Die neue EU Datenschutzgrundverordnung wurde kürzlich verabschiedet. Nun haben die EU Mitgliedstaaten 2 Jahre Zeit für die nationale Umsetzung dieser. Eine EU Verordnung (Directive) ist jedenfalls für alle EU Mitgliedstaaten bindend.

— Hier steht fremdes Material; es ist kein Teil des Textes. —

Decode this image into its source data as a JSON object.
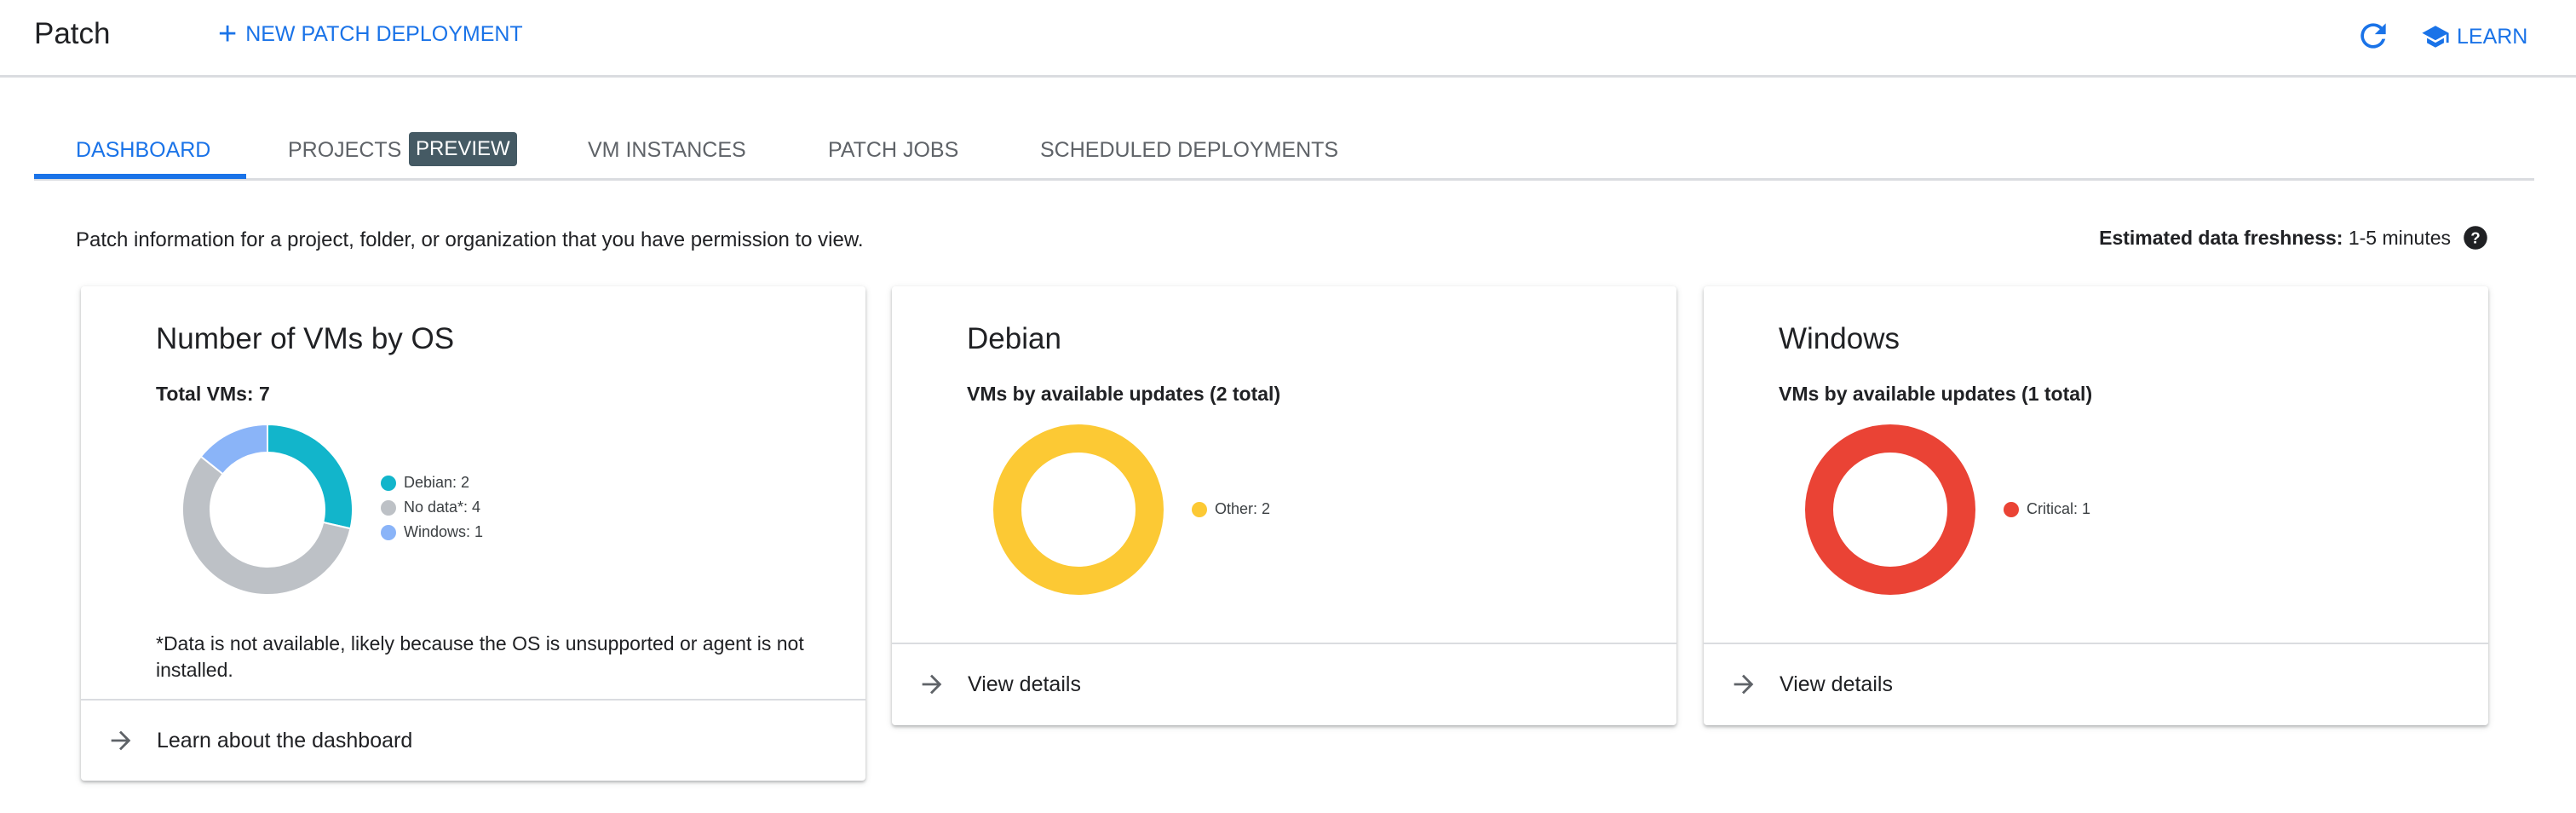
{
  "header": {
    "title": "Patch",
    "new_deployment": "NEW PATCH DEPLOYMENT",
    "learn": "LEARN",
    "icons": [
      "plus-icon",
      "refresh-icon",
      "school-icon"
    ]
  },
  "tabs": [
    {
      "label": "DASHBOARD",
      "active": true
    },
    {
      "label": "PROJECTS",
      "badge": "PREVIEW"
    },
    {
      "label": "VM INSTANCES"
    },
    {
      "label": "PATCH JOBS"
    },
    {
      "label": "SCHEDULED DEPLOYMENTS"
    }
  ],
  "description": "Patch information for a project, folder, or organization that you have permission to view.",
  "freshness": {
    "label": "Estimated data freshness:",
    "value": "1-5 minutes"
  },
  "colors": {
    "accent": "#1a73e8",
    "debian": "#12b5cb",
    "nodata": "#bdc1c6",
    "windows": "#8ab4f8",
    "other": "#fcc934",
    "critical": "#ea4335"
  },
  "cards": {
    "os": {
      "title": "Number of VMs by OS",
      "subtitle": "Total VMs: 7",
      "note": "*Data is not available, likely because the OS is unsupported or agent is not installed.",
      "footer": "Learn about the dashboard",
      "legend": [
        "Debian: 2",
        "No data*: 4",
        "Windows: 1"
      ]
    },
    "debian": {
      "title": "Debian",
      "subtitle": "VMs by available updates (2 total)",
      "legend": [
        "Other: 2"
      ],
      "footer": "View details"
    },
    "windows": {
      "title": "Windows",
      "subtitle": "VMs by available updates (1 total)",
      "legend": [
        "Critical: 1"
      ],
      "footer": "View details"
    }
  },
  "chart_data": [
    {
      "type": "pie",
      "donut": true,
      "categories": [
        "Debian",
        "No data*",
        "Windows"
      ],
      "values": [
        2,
        4,
        1
      ],
      "colors": [
        "#12b5cb",
        "#bdc1c6",
        "#8ab4f8"
      ],
      "legend": "right"
    },
    {
      "type": "pie",
      "donut": true,
      "categories": [
        "Other"
      ],
      "values": [
        2
      ],
      "colors": [
        "#fcc934"
      ],
      "legend": "right"
    },
    {
      "type": "pie",
      "donut": true,
      "categories": [
        "Critical"
      ],
      "values": [
        1
      ],
      "colors": [
        "#ea4335"
      ],
      "legend": "right"
    }
  ]
}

Central Points sind die strengeren Vorgaben in Bezug auf die Verarbeitung persönlicher Daten von EU-Bürgern und die geplanten hohen Geldbußen.

 

Sämtliche Mitarbeiter dürfen nur noch zu diesen Daten Zugriff haben, die sie für die Ausübung Ihres Jobs benötigen. Wer wann Zugriff auf welche Daten hat, ist nun in den Mittelpunkt gerückt.

 

Die vorgesehenen Strafen bei Verstößen gegen die Verordnung können künftig bis zu vier Prozent vom weltweit erwirtschafteten Jahresumsatz eines Unternehmens betragen. Der ernsthafte Verstoß (Artikel 5) gegen die Verordnung in Bezug auf die Verarbeitung personenbezogener Daten und der Bestimmungen (Artikel 7) betreffend der Einwilligung betroffener Personen sind EU-weit im Fokus.

 

Hier gilt für Unternehmen künftig die Beweislastumkehr. Es muss dokumentiert und bewiesen werden, ob es unbefugte Zugriffe auf Daten gegeben hat. Laut Verordnung müssen diese unbefugten Zugriffe auf Daten vom Unternehmen unbedingt verhindert werden. Alle Zugriffe müssen protokolliert und revisionssicher gespeichert/archiviert werden.

 

Diese Verordnung trifft jeden Unternehmer, welcher in irgendeiner Art und Weise personenbezogene Daten verarbeitet. Nur anonymisierte Daten, die als personenbezogene Herkunft nicht mehr identifizierbar sind, sollen nicht mehr darunter fallen (EG 23 bzw Art 4 Abs 3b, aber auch bereits § 4 Z 1 DSG 2000). In Wahrheit fällt jedes Unternehmen, welches eine Kundendatei führt, Rechnungen ausstellt, Lieferantendaten speichert, etc. darunter. 

 

Im Artikel 31 der DS-GVO ist geregelt, dass eine Verletzung jedes Schutzes personenbezogener Daten innerhalb von 72 Stunden nach Bekanntwerden an die zuständige Aufsichtsbehörde (hier in Österreich) zu melden ist!

 

Ob es in Österreich weiter die verpflichtenden Meldungen (z. B. einer Videoüberwachung) an die österreichische Datenschutzkommission geben wird, ist derzeit noch offen. Damit ist auch unbekannt, ob es weiter die Datenverarbeitungsregisternummern (DVR Nummern) geben wird.

 

Ob und in welcher Form überhaupt die österreichische Datenschutzkommission weiter existieren wird ist derzeit unbekannt. Es wird erwartet, dass der österreichische Gesetzgeber spätestens Anfang 2017 einen ersten groben Umsetzungsentwurf für das Einfließen der EU Datenschutzgrundverordnung in die österreichischen Gesetze präsentieren wird.